Resensi: Surat-surat Bukowski tentang Menulis

Charles Bukowski bukan orang Jawa. Ia lahir di Jerman pada 1920 dan kemudian migrasi jadi warga Amerika Serikat. Tapi kalau Bukowski adalah orang Jawa, maka ia tipikal Jawa yang blak-blakanbloko suto, apa adanya. Ketika ia tidak menyukai seseorang, ia akan mengakuinya dengan terus terang. Ketika ia tidak menyukai kegiatan tertentu, ia tidak menutupinya. Ia tak peduli penghakiman orang lain terhadap dirinya. Selain dalam cara hidup, keterusterangan itu juga menjadi hukum dalam ia menulis. Cara ini menjadikan Bukowski menulis tanpa beban. Bahkan ia mengaku tidak berusaha menjadi penulis. Bukowski menulis karena kegiatan ini menyenangkan. Suara mesin tik selalu membuatnya bergairah. Simak apa yang ia tulis (h. 191):

“Menulis bagiku bukanlah sebuah pekerjaan. Meski karya yang dihasilkan ternyata jelek, suara mesin tik membuatku bersemangat”  

On Writing adalah buku yang menampilkan sisi personal Bukowski karena disusun berdasarkan surat-surat yang ditulisnya dari 1945 sampai dengan 1993. Surat-surat itu dikirimkan ke sejumlah nama seperti Henry Miller, Whit Burnett, Carrington, James Boyer May, dan tentu John Fante. On Writing memberi gambaran bagaimana Bukowski mengambil sikap dalam momen yang beragam. Karena itu ada kalanya surat Bukowski terasa seperti teks nubuat untuk pedoman hidup yang optimis, tetapi dalam momen yang berbeda Bukowski menulis surat dengan pesimisme seseorang yang menghadapi armageddon esok hari. Kegelisahan, kekecewaan, kegembiraan dan kesinisan silih berganti.
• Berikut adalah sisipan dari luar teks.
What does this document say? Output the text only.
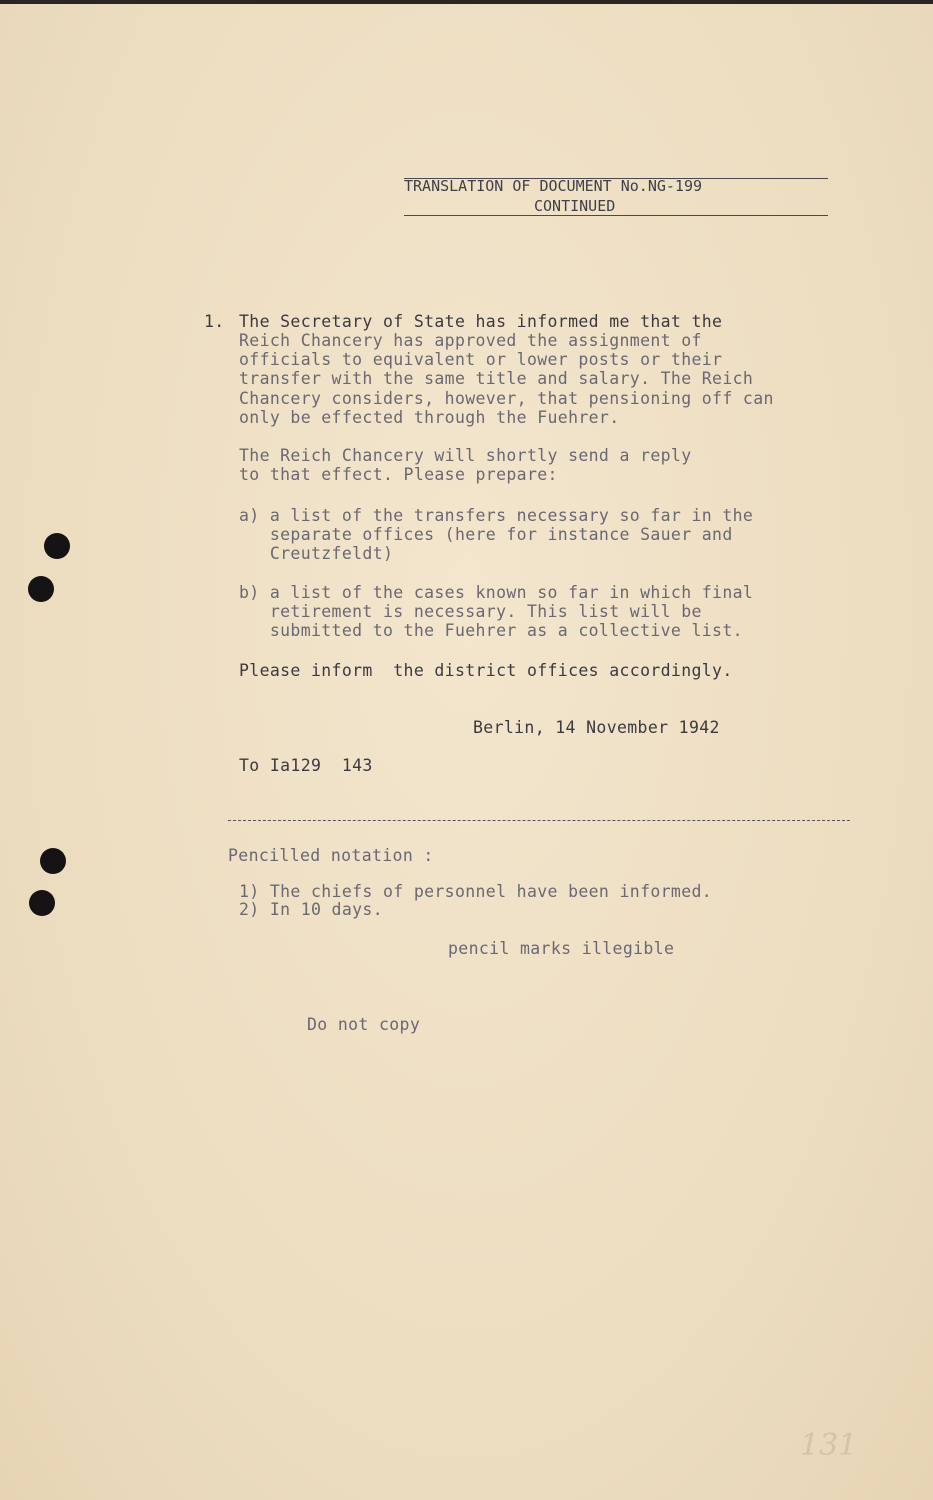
TRANSLATION OF DOCUMENT No.NG-199
CONTINUED
1. The Secretary of State has informed me that the
Reich Chancery has approved the assignment of
officials to equivalent or lower posts or their
transfer with the same title and salary. The Reich
Chancery considers, however, that pensioning off can
only be effected through the Fuehrer.
The Reich Chancery will shortly send a reply
to that effect. Please prepare:
a) a list of the transfers necessary so far in the
separate offices (here for instance Sauer and
Creutzfeldt)
b) a list of the cases known so far in which final
retirement is necessary. This list will be
submitted to the Fuehrer as a collective list.
Please inform  the district offices accordingly.
Berlin, 14 November 1942
To Ia129  143
Pencilled notation :
1) The chiefs of personnel have been informed.
2) In 10 days.
pencil marks illegible
Do not copy
131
Saya lebih menempatkan On Writing sebagai rekaman daya menulis Bukowski dan memilih mengesampingkan kisah-kisah dirinya di luar menulis seperti bagaimana ia bergaul dengan lawan jenis atau kebiasaannya “minum”. Bagi seorang penulis, menjaga daya atau hasrat untuk tetap menulis tidaklah gampang. Sama seperti penulis-penulis lain, tulisan Bukowski juga banyak yang ditolak—oleh penerbit atau media. Hal itu tidak membuatnya patah. Dalam kata-katanya (h. 82):

“Menulis adalah permainan yang sangat lucu. Penolakan membuat kau terus menulis dengan lebih baik; penerimaan membantu membuat kau terus menulis”    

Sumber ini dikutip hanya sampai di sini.